Unfortunately, it took a while to figure that out.
I spent way too much time feeling sorry for myself. Depression is one of the major symptoms of this disease. The frustration of feeling unable to fulfill the destiny that exists in your own mind can be devastating. The feelings of inadequacy that come from not being able to live up to the expectations set by the culture in which I was raised was stifling some days.
I felt dread at going out in public, because someone might see me doing something “blind.” I was afraid to stick my face into an ATM screen or offer an over-enthusiastic greeting to someone I didn’t recognize as a complete stranger.
Asking a stranger for help was humiliating for someone like me. People were supposed to ask me for help. Asking for help is a sign of weakness, and I would not be pitied by anyone. Silver Spring seemed like the kind of place where I could live without having to ask for help all the time.

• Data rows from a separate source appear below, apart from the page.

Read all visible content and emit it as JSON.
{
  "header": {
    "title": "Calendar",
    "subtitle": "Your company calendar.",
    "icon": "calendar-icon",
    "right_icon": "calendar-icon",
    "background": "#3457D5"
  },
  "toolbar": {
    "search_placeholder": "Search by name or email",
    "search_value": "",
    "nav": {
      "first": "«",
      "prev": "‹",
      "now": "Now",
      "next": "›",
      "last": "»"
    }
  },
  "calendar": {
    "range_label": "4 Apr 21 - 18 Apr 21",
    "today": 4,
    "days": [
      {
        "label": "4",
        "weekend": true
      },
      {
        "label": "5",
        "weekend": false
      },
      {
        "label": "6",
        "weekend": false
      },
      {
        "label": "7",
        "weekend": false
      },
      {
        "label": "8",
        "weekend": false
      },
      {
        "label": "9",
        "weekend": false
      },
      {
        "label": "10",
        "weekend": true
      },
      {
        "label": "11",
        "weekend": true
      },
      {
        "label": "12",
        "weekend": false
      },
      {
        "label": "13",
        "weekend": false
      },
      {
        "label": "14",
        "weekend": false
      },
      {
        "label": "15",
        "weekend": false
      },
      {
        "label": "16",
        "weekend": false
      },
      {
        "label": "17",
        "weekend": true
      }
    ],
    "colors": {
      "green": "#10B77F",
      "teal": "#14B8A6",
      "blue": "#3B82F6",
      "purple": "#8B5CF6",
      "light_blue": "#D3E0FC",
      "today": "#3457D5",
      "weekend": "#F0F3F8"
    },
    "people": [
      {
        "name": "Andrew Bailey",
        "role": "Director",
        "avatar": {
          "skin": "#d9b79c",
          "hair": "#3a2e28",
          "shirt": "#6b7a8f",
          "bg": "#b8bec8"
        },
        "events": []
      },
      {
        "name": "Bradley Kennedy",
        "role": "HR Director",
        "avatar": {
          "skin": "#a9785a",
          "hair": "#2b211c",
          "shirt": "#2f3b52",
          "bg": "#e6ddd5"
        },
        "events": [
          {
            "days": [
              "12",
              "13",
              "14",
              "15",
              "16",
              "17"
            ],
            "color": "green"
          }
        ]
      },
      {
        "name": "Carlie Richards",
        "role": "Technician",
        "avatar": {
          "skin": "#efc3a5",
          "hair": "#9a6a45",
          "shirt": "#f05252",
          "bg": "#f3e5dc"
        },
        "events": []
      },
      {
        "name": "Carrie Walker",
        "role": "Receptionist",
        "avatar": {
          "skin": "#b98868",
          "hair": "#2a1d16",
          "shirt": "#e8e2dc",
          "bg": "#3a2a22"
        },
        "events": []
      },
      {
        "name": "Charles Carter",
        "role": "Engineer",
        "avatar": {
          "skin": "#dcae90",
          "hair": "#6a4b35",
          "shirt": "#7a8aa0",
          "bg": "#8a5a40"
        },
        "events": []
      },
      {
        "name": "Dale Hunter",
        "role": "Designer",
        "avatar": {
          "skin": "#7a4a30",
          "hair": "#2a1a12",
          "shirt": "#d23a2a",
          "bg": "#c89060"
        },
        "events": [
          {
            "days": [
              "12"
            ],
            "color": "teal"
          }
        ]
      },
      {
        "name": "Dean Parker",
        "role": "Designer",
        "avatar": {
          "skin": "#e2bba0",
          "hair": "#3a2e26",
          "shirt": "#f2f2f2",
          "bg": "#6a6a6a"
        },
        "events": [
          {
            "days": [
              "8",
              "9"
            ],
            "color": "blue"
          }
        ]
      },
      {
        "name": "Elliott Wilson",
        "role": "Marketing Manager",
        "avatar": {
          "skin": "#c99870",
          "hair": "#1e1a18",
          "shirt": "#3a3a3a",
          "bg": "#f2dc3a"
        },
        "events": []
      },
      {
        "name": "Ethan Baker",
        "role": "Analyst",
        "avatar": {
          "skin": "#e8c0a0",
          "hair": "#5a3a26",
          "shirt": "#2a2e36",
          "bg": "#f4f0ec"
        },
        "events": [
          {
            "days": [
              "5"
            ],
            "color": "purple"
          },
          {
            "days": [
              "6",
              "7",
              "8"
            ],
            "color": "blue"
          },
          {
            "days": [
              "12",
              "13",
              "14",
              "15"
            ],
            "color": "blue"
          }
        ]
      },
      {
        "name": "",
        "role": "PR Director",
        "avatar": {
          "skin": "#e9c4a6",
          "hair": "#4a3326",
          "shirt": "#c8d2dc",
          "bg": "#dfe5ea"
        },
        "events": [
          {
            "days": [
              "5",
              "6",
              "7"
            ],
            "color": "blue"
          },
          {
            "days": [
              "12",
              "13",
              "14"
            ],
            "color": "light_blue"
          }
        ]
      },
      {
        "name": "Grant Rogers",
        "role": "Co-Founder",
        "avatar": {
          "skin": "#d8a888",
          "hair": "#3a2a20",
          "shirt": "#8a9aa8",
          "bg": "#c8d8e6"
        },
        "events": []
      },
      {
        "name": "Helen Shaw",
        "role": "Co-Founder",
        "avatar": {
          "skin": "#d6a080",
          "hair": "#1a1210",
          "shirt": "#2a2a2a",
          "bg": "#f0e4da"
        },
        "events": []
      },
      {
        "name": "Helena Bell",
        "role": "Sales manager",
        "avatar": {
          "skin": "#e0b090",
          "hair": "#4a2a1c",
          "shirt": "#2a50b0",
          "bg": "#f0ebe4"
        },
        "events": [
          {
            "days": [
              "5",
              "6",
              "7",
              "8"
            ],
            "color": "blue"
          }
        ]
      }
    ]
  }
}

There is a promise in places like Silver Spring that all kinds of people will have equal access to the many wonderful amenities here. If you believe the press releases, Montgomery County is building a New Urban Paradise in Silver Spring.
In a lot of ways this is true — but not for everyone. Walk a few blocks on these sidewalks, and you will see reality looks much different. From this side of the street, it’s clear this promise is not being kept.
In 1997, we settled into our present house. The kids are almost grown, and we have built a comfortable life for ourselves.
Sometimes I wonder how we got this far.
Then I remember that it was caring, love and patience that made all the difference. Love and caring I have down; it’s my lack of patience that still trips me up.
Being a parent and blind has made me a bit more patient than I used to be. I have learned to step over or around most of the obstacles in my life so far. Thousands of other pedestrians are doing the same every day. We love living in Silver Spring, but the promise of equal access as a pedestrian that brought us here remains unfulfilled.